Beirut metropoli e paese. Beirut disordinata e sonora. Beirut esuberante, contraddittoria, sempre calda e sensuale, spietata e sofferente come ogni città piena di storia che per farsi ammirare, bella com’è, s’affaccia alla grande agorà salata del Mediterraneo. Ammira la tua Beirut, che ce n’è più d’una. Ascolta le sue storie a ritmo di darbuka, la sua dabkha di popolo tenace, ballata d’amore e orgoglio alla terra e alle variabili armonie.
Nell’estate del 2006, Sofia abbandona il lavoro e l’Italia per seguire Antoine a Beirut, facendogli una sorpresa con il suo arrivo non annunciato. Antoine è libanese, di professione fotografo. Sofia lo conosce ad una festa in Italia, presso comuni amici, e comprende di esserne innamorata. Crede anche di essere ricambiata ma l’atteggiamento dell’uomo, al suo arrivo improvviso a Beirut, è scostante e poco socievole. Improvvisamente scoppia il conflitto tra Hizbollah e Israele e Sonia si trova di fronte ad una scelta: fuggire, sfruttando l’opportunità offertale dall’ambasciata italiana, oppure restare, per conoscere meglio le persone che la stanno ospitando e gli usi di quel posto magico, pieno di riti e di profumi indimenticabili.

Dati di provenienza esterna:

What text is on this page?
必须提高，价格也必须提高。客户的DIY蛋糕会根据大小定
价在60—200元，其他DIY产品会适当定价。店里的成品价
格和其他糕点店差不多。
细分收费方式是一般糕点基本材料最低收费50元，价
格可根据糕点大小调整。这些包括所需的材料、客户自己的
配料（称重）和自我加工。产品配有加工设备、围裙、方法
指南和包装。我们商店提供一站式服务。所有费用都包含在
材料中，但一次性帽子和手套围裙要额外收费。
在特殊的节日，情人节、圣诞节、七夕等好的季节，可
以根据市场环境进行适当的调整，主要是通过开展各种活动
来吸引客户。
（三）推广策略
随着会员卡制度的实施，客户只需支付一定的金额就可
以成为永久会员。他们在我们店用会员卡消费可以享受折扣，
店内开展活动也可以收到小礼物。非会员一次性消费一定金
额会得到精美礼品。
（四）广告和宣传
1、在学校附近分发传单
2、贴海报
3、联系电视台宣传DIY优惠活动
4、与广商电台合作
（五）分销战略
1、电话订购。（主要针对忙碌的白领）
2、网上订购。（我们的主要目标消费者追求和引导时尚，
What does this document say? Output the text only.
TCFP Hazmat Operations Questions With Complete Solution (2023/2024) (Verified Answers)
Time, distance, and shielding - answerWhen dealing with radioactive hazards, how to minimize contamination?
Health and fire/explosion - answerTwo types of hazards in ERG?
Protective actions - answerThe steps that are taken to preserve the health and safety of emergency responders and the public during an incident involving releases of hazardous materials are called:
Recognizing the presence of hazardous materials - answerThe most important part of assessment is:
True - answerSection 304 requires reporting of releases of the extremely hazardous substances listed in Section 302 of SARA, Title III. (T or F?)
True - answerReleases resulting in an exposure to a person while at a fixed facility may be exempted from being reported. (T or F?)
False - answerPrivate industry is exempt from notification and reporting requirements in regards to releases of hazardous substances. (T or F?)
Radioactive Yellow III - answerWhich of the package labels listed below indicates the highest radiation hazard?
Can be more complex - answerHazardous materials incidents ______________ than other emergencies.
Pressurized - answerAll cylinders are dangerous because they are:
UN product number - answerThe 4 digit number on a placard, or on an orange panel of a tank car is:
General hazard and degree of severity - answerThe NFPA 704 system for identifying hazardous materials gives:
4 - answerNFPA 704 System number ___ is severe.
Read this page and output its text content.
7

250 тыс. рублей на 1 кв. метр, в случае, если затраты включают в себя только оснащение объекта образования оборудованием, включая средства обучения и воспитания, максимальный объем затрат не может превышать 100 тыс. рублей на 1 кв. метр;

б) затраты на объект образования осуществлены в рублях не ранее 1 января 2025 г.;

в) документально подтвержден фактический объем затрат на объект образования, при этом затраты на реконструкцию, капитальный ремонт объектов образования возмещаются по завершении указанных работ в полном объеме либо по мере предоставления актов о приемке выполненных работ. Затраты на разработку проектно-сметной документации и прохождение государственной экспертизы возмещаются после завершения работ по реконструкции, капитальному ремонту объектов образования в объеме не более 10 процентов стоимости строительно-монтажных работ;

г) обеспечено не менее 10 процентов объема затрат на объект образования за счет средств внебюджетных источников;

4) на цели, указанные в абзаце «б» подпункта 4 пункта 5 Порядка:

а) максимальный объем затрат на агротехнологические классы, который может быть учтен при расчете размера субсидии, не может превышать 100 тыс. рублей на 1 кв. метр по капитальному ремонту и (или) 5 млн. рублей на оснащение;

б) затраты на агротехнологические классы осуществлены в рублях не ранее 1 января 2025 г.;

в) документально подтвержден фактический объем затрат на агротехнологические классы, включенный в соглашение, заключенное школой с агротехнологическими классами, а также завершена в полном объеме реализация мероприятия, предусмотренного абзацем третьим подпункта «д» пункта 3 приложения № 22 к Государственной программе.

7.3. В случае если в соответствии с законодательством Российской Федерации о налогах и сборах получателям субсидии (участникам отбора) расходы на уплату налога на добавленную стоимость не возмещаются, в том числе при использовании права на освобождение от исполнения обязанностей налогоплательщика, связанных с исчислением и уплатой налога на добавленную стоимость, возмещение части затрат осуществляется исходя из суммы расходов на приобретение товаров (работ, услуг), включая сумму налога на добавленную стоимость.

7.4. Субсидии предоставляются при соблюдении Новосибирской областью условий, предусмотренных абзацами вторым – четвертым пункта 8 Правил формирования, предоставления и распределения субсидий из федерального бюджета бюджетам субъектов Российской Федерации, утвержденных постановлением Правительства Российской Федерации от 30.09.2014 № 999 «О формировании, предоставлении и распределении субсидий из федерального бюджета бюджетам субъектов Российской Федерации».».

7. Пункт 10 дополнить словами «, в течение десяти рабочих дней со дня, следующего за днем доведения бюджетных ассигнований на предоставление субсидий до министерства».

Opterà per la prima opportunità, dovendo anche pensare all’incolumità dei suoi nuovi amici, e tornerà in Italia. Con il cuore gonfio di dolore, soprattutto perché dovrà abbandonare Khalil, il nipote di Antoine, che si è affezionato moltissimo a lei. Un bambino di soli nove anni, molto intelligente e colto e con occhi di cerbiatto.
Sarà il più grande rimpianto, per Sofia, il fatto di dover abbandonare Khalil. Per ritornare in Italia senza possedere più alcuna certezza. Conoscerà altre storie umane, altre vite, costrette a scappare da una terra che sembrava il paradiso. Ma che, ormai, è solo una delle tante succursali dell’inferno.
Ho letto questo libro d’un fiato. Il Libano è una di quelle terre di cui si sente tanto parlare nelle cronache di guerra. La descrizione che ne viene data, in questo libro, induce a pensare che fosse una perla, prima del conflitto. E ci fa soffermare su quella che è la guerra, vista da una diversa prospettiva. Quella di chi vive un’esistenza “accomodata”.